As a result of the accident, I would be charged with two felony counts for reckless driving with intent to injure. As part of being charged with felonies and posting bail, I had to see a parole officer every week. I was drug tested to make sure I was not using drugs, but being the addict I am I could not stop smoking marijuana. I also got drunk almost every day before school my senior year even though I knew the consequences. Every time I failed a drug test I was charged with two more bail jumping felonies. When it was all said and done, I failed so many drug tests that I had 14 felonies. Finally, about a month after I graduated high school they revoked my bail and I was sentenced to 3 years in prison.
When I was sentenced, I was fortunate enough that the judge gave me the option to enter an “earned release” program. This was a boot camp style program that was run by ex-military sergeants. This program was centers red on both physical training and it was where I was first introduced to what addiction was. Of course, at this time, I thought I didn’t relate to any of it and just went along with everything so I could get out of prison early. I went to my first AA meeting when I was there and I remember thinking I didn’t need that at all. I was definitely wrong.
I got out of prison at 19 and started going to college. I did really well in school for the first two years and maintained sobriety. I drank on the weekends but that was pretty customary for a college kid to do. Eventually, like these things tend to do, I started to take things further. As soon as visits with my parole officer happened with less frequency, I started smoking weed and drinking off and on.
A few years of this went by, and the summer of my sophomore year in college, I was introduced to OxyContin. I was going through a break up with a girl at the time and a friend of mine asked if I wanted to try it. I remember feeling very sad but as soon as I snorted a line, I was happy! What started as a weekend thing, started to creep into Monday. I progressed a little more and my 3 day weekend became four. Within a few months, I was doing it every single day without a break in sight.

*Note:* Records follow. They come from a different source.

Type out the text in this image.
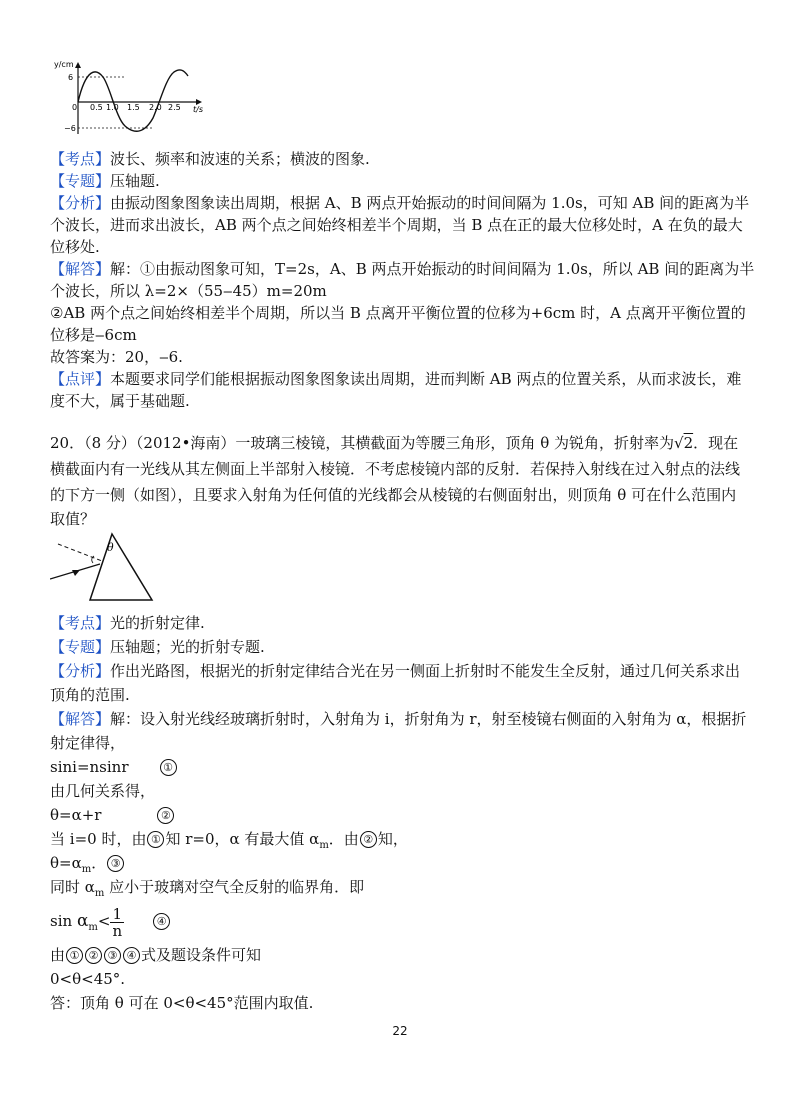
y/cm
t/s
6
−6
0 0.5 1.0 1.5 2.0 2.5
【考点】波长、频率和波速的关系；横波的图象.
【专题】压轴题.
【分析】由振动图象图象读出周期，根据 A、B 两点开始振动的时间间隔为 1.0s，可知 AB 间的距离为半
个波长，进而求出波长，AB 两个点之间始终相差半个周期，当 B 点在正的最大位移处时，A 在负的最大
位移处.
【解答】解：①由振动图象可知，T=2s，A、B 两点开始振动的时间间隔为 1.0s，所以 AB 间的距离为半
个波长，所以 λ=2×（55‒45）m=20m
②AB 两个点之间始终相差半个周期，所以当 B 点离开平衡位置的位移为+6cm 时，A 点离开平衡位置的
位移是‒6cm
故答案为：20，‒6.
【点评】本题要求同学们能根据振动图象图象读出周期，进而判断 AB 两点的位置关系，从而求波长，难
度不大，属于基础题.
20．（8 分）（2012•海南）一玻璃三棱镜，其横截面为等腰三角形，顶角 θ 为锐角，折射率为√2．现在
横截面内有一光线从其左侧面上半部射入棱镜．不考虑棱镜内部的反射．若保持入射线在过入射点的法线
的下方一侧（如图），且要求入射角为任何值的光线都会从棱镜的右侧面射出，则顶角 θ 可在什么范围内
取值？
θ
【考点】光的折射定律.
【专题】压轴题；光的折射专题.
【分析】作出光路图，根据光的折射定律结合光在另一侧面上折射时不能发生全反射，通过几何关系求出
顶角的范围.
【解答】解：设入射光线经玻璃折射时，入射角为 i，折射角为 r，射至棱镜右侧面的入射角为 α，根据折
射定律得，
sini=nsinr	①
由几何关系得，
θ=α+r	②
当 i=0 时，由 ① 知 r=0，α 有最大值 $\alpha_m$．由 ② 知，
$\theta=\alpha_m$． ③
同时 $\alpha_m$ 应小于玻璃对空气全反射的临界角．即
$\sin \alpha_m< \frac{1}{n}$	④
由 ① ② ③ ④ 式及题设条件可知
0<θ<45°.
答：顶角 θ 可在 0<θ<45°范围内取值.
22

I became completely lost in the drug. My entire life was focused on finding ways and means to get more and it took complete control of me. I didn’t even realize it was happening. My grades fell, I was doing the bare minimum at work and I didn’t even care about a social life. I just wanted to feel numb. After a while, with the help of some late night Google searches, I realized I was addicted to the drug. I tried many times to stop using. I would lock myself in my apartment on the weekends, turn my phone off, and tell myself if I could just go a few days without using and I would get through it. That never worked. After many times trying to stop, I gave up hope of it ever happening and just accepted the reality that I would be using forever.
I dropped out of school and moved back in with my parents in an attempt to get clean. I had absolutely no money and no legitimate way of earning it. This led me to steal from the people I love, constantly lie, and do all the things I never thought I would end up doing. Eventually like everybody else, I started using heroin because it was stronger and cheaper. This accelerated all the bad shit that was happening and sent me spiraling out of control. Finally, after living this cycle of bullshit day in and day out, I knew I needed to get help. I couldn’t do it anymore on my own.

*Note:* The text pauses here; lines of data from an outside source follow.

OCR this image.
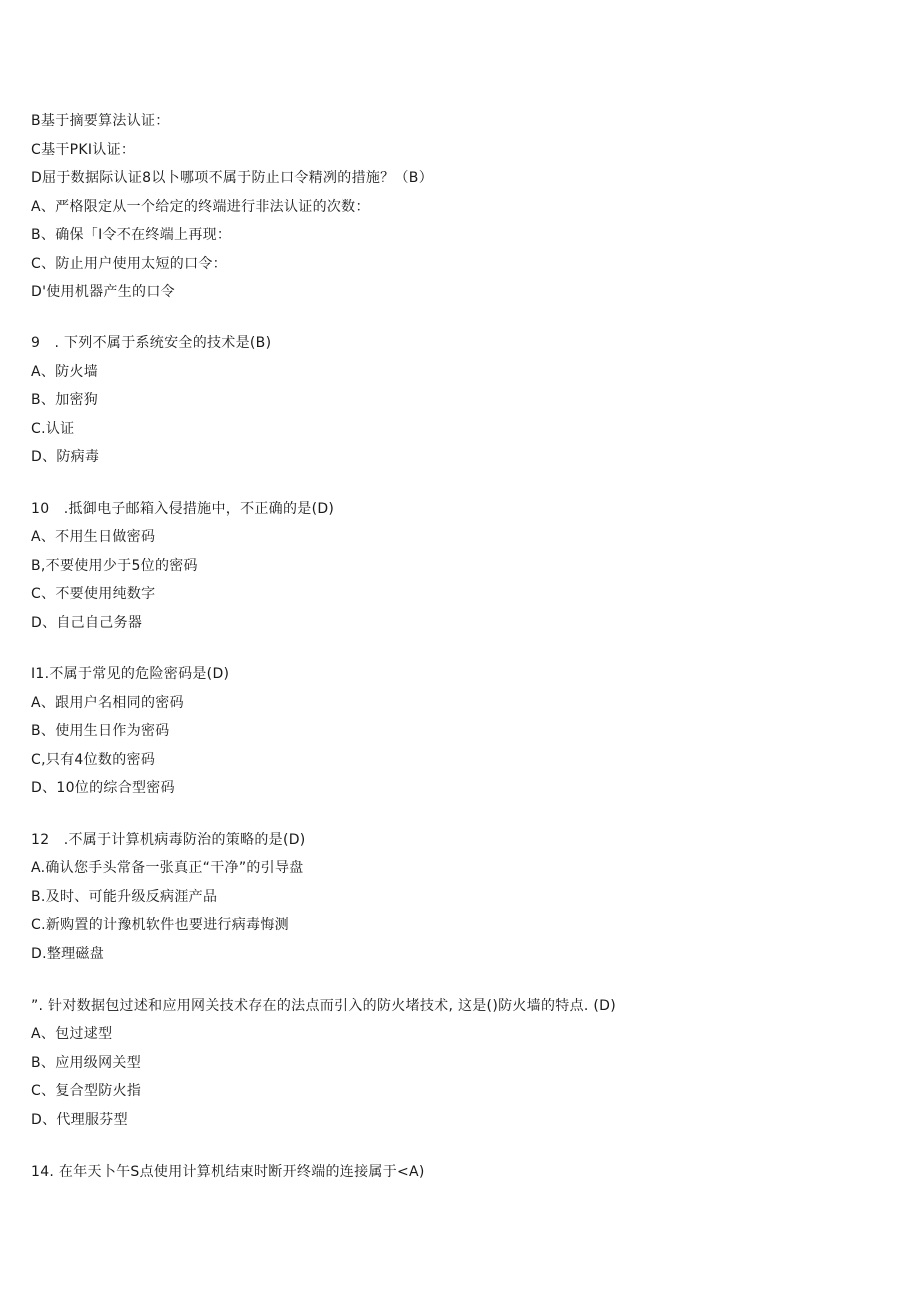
B基于摘要算法认证：
C基干PKI认证：
D屈于数据际认证8以卜哪项不属于防止口令精冽的措施？（B）
A、严格限定从一个给定的终端进行非法认证的次数：
B、确保「I令不在终端上再现：
C、防止用户使用太短的口令：
D'使用机器产生的口令
9　. 下列不属于系统安全的技术是(B)
A、防火墙
B、加密狗
C.认证
D、防病毒
10　.抵御电子邮箱入侵措施中，不正确的是(D)
A、不用生日做密码
B,不要使用少于5位的密码
C、不要使用纯数字
D、自己自己务器
I1.不属于常见的危险密码是(D)
A、跟用户名相同的密码
B、使用生日作为密码
C,只有4位数的密码
D、10位的综合型密码
12　.不属于计算机病毒防治的策略的是(D)
A.确认您手头常备一张真正“干净”的引导盘
B.及时、可能升级反病涯产品
C.新购置的计豫机软件也要进行病毒悔测
D.整理磁盘
”. 针对数据包过述和应用网关技术存在的法点而引入的防火堵技术, 这是()防火墙的特点. (D)
A、包过逑型
B、应用级网关型
C、复合型防火指
D、代理服芬型
14. 在年天卜午S点使用计算机结束时断开终端的连接属于<A)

One night, high out of my mind, I Googled “exotic rehab locations”. Not really sure why I thought to do this but I started searching. I ended up finding a rehab in Costa Rica that was about a third of the price of the rehab an hour from my house. My Dad and I called the place the next day and started considering it. I didn’t want to just think about doing it any longer, I knew I just had to go. The next day, I was on a plane to a rehab in Central America that I knew nothing about. This was the start of an entirely new life for me.

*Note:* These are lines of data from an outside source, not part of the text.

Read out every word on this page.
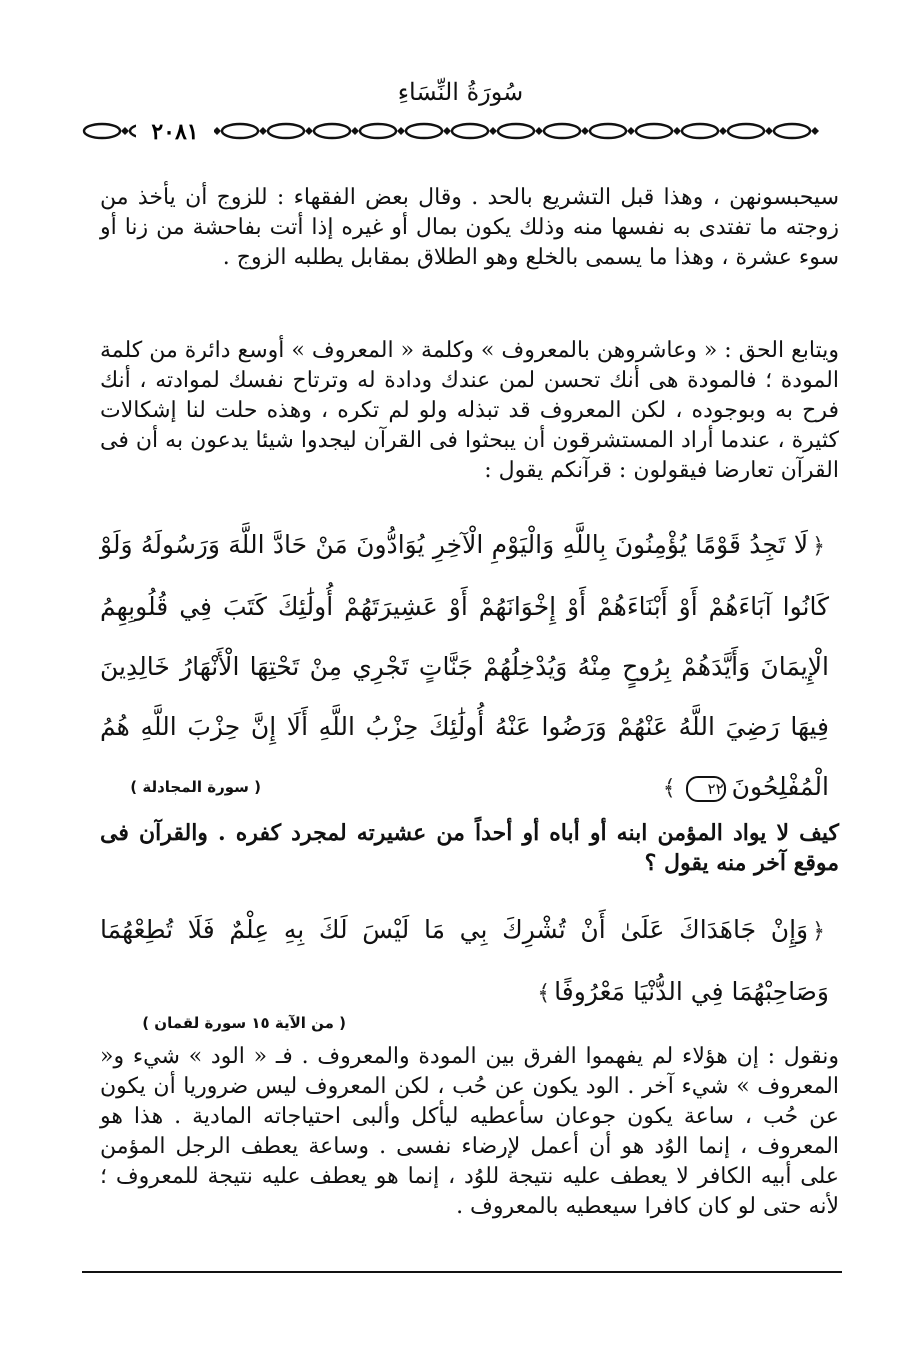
سُورَةُ النِّسَاءِ
٢٠٨١

سيحبسونهن ، وهذا قبل التشريع بالحد . وقال بعض الفقهاء : للزوج أن يأخذ من زوجته ما تفتدى به نفسها منه وذلك يكون بمال أو غيره إذا أتت بفاحشة من زنا أو سوء عشرة ، وهذا ما يسمى بالخلع وهو الطلاق بمقابل يطلبه الزوج .

ويتابع الحق : « وعاشروهن بالمعروف » وكلمة « المعروف » أوسع دائرة من كلمة المودة ؛ فالمودة هى أنك تحسن لمن عندك ودادة له وترتاح نفسك لموادته ، أنك فرح به وبوجوده ، لكن المعروف قد تبذله ولو لم تكره ، وهذه حلت لنا إشكالات كثيرة ، عندما أراد المستشرقون أن يبحثوا فى القرآن ليجدوا شيئا يدعون به أن فى القرآن تعارضا فيقولون : قرآنكم يقول :

﴿لَا تَجِدُ قَوْمًا يُؤْمِنُونَ بِاللَّهِ وَالْيَوْمِ الْآخِرِ يُوَادُّونَ مَنْ حَادَّ اللَّهَ وَرَسُولَهُ وَلَوْ كَانُوا آبَاءَهُمْ أَوْ أَبْنَاءَهُمْ أَوْ إِخْوَانَهُمْ أَوْ عَشِيرَتَهُمْ أُولَٰئِكَ كَتَبَ فِي قُلُوبِهِمُ الْإِيمَانَ وَأَيَّدَهُمْ بِرُوحٍ مِنْهُ وَيُدْخِلُهُمْ جَنَّاتٍ تَجْرِي مِنْ تَحْتِهَا الْأَنْهَارُ خَالِدِينَ فِيهَا رَضِيَ اللَّهُ عَنْهُمْ وَرَضُوا عَنْهُ أُولَٰئِكَ حِزْبُ اللَّهِ أَلَا إِنَّ حِزْبَ اللَّهِ هُمُ الْمُفْلِحُونَ٢٢﴾

( سورة المجادلة )

كيف لا يواد المؤمن ابنه أو أباه أو أحداً من عشيرته لمجرد كفره . والقرآن فى موقع آخر منه يقول ؟

﴿وَإِنْ جَاهَدَاكَ عَلَىٰ أَنْ تُشْرِكَ بِي مَا لَيْسَ لَكَ بِهِ عِلْمٌ فَلَا تُطِعْهُمَا وَصَاحِبْهُمَا فِي الدُّنْيَا مَعْرُوفًا﴾

( من الآية ١٥ سورة لقمان )

ونقول : إن هؤلاء لم يفهموا الفرق بين المودة والمعروف . فـ « الود » شيء و« المعروف » شيء آخر . الود يكون عن حُب ، لكن المعروف ليس ضروريا أن يكون عن حُب ، ساعة يكون جوعان سأعطيه ليأكل وألبى احتياجاته المادية . هذا هو المعروف ، إنما الوُد هو أن أعمل لإرضاء نفسى . وساعة يعطف الرجل المؤمن على أبيه الكافر لا يعطف عليه نتيجة للوُد ، إنما هو يعطف عليه نتيجة للمعروف ؛ لأنه حتى لو كان كافرا سيعطيه بالمعروف .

Rehab was where I started to learn about a new way of life. I met other people who were struggling with the exact same thing as me. Through all the classes, going to meetings every day, and working with a sponsor, I started to have hope again. That was something I did not have for the longest time. Don’t get me wrong, it was extremely hard at first and I wanted to give up many times but because of the great people I surrounded myself with, I was able to do it. Working on myself day in and day out, and keeping my recovery at the center of everything I do, I was able to accomplish a lot of great things after getting clean. I went back to school and earned a degree in information systems and technology from the University of Wisconsin, I started a web development business, I am a co-founder of a recovery related apparel company called https://www.amendapparel.com/, I live in the beautiful country of Costa Rica, I’ve traveled all of the world, and I am currently engaged to the love of my life. After all the things I went though, I live an amazing life today. I don’t take anything for granted anymore and I am grateful for every day I get to live. I hope telling my story can give hope to others and help at least one person on their journey in recovery.